Everybody clap your hands...

Finally, the fans suck. The Oakland Athletic removed tarps in their park to accommodate the demand for tickets to their recent playoff games. The Rays didn't have to do that with their tarped off sections. For Game 7 of the 2008 ALCS, the biggest game in their franchise's history, a friend of mine was able to get tickets at face value the day of the game. That shouldn't be possible for a game of such magnitude.

Everyone always said that when the Rays became competitive, the people would come. That hasn't really happened. The people come when the Red Sox and Yankees come. The Rays were dead last in attendance this year. 18,645 per game. 900 more people per game went to see the 100-loss Marlins play. On average, 45.3% of Tropicana Field's seats are empty. And that doesn't include the tarped sections.

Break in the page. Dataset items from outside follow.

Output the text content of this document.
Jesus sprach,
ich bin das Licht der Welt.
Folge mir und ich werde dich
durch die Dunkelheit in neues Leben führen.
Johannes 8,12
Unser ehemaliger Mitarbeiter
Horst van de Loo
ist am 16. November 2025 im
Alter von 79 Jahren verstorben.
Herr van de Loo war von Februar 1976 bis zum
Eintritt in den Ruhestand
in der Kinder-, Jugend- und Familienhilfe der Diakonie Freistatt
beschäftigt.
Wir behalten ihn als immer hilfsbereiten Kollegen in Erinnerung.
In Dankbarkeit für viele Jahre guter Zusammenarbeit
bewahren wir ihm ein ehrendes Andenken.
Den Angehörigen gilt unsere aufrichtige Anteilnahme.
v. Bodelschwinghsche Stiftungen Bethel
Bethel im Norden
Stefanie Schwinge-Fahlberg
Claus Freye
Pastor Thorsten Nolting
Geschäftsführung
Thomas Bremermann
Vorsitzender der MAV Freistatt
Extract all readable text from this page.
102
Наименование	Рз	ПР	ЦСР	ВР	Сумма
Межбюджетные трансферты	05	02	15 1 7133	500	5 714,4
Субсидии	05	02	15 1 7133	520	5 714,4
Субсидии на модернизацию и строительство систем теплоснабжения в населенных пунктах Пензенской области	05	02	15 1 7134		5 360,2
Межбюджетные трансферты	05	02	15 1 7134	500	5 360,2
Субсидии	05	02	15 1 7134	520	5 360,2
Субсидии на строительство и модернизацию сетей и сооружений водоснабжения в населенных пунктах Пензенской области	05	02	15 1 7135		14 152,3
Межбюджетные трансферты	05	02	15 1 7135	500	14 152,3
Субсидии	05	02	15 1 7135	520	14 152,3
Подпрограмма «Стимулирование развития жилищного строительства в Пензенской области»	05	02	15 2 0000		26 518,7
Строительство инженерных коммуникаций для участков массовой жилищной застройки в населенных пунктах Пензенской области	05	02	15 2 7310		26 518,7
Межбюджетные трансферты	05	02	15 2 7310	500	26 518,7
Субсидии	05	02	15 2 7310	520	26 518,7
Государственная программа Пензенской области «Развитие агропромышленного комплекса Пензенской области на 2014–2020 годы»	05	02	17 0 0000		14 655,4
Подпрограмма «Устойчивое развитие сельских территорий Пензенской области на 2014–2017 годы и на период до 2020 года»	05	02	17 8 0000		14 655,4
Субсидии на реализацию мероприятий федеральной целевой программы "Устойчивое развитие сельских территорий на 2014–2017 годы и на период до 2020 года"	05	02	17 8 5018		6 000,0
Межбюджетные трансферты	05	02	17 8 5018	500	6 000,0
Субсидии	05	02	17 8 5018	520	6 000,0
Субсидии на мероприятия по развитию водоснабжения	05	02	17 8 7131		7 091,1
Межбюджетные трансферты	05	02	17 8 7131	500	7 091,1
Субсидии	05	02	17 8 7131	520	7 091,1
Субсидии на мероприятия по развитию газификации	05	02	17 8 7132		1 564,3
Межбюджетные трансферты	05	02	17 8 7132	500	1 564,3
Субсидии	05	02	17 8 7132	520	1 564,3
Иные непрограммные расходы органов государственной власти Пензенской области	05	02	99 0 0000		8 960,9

Worst ballpark in the country, worst fans in baseball.

Red Sox Can't Sink Rays

It was a game of mistakes. Fielding mistakes, pitching mistakes, maybe even some managerial mistakes. And the winner was the team that capitalized on those mistakes just a little bit more than the loser.

The play of the game was Evan Longoria's 3-run homer in the 5th. If Clay Buchholz is able to get Longoria out, or even hold him to a 1-run or 2-run hit, then the game plays out in a completely different way. All Buchholz had to do in that at-bat was not give up a homerun. Longoria won that battle.

The Rays continued to make fielding miscues and errors. Even the umps made mistakes. The Red Sox took advantage of most, but not all of these mistakes. The Sox never made any big hits on their own. They scored their runs off groundouts, a wild pitch, and a soft David Ortiz single. That run knocked in by Ortiz was the only Sox run driven in by a hit. The Sox were 2 for 14 with runners in scoring position.

The Rays took advantage of a glaring Red Sox weakness: the middle relievers. Franklin Morales and Brandon Workman combined to allow the Rays to take the lead in the 8th inning. Overall, the Rays bullpen executed slightly better (4 innings, 2 hits, 1 run) than the Red Sox bullpen (2.2 innings, 4 hits, 2 runs). And that was one of the deciding differences.

So Game 4 tonight at 8:37. That start-time worries me because Monday night's game took 4 hours and 19 minutes. If that happens tonight then the game will end around 1 o'clock in the morning.

Jake Peavy takes the mound for his first playoff start in a Red Sox uniform. He faces Jeremy Hellickson. Peavy has only made 2 career postseason starts, the last in 2006. He was lousy in both. Fortunately the Rays don't hit him very well. Unfortunately, the Red Sox don't hit Hellickson very well either. Except for Ortiz (.375 with 3 HRs in his career against Hellickson) and Saltalamacchia (.320, also with 3 HRs).

Expect another game decided by mistakes and the ability to capitalize on and minimize the impact of those mistakes.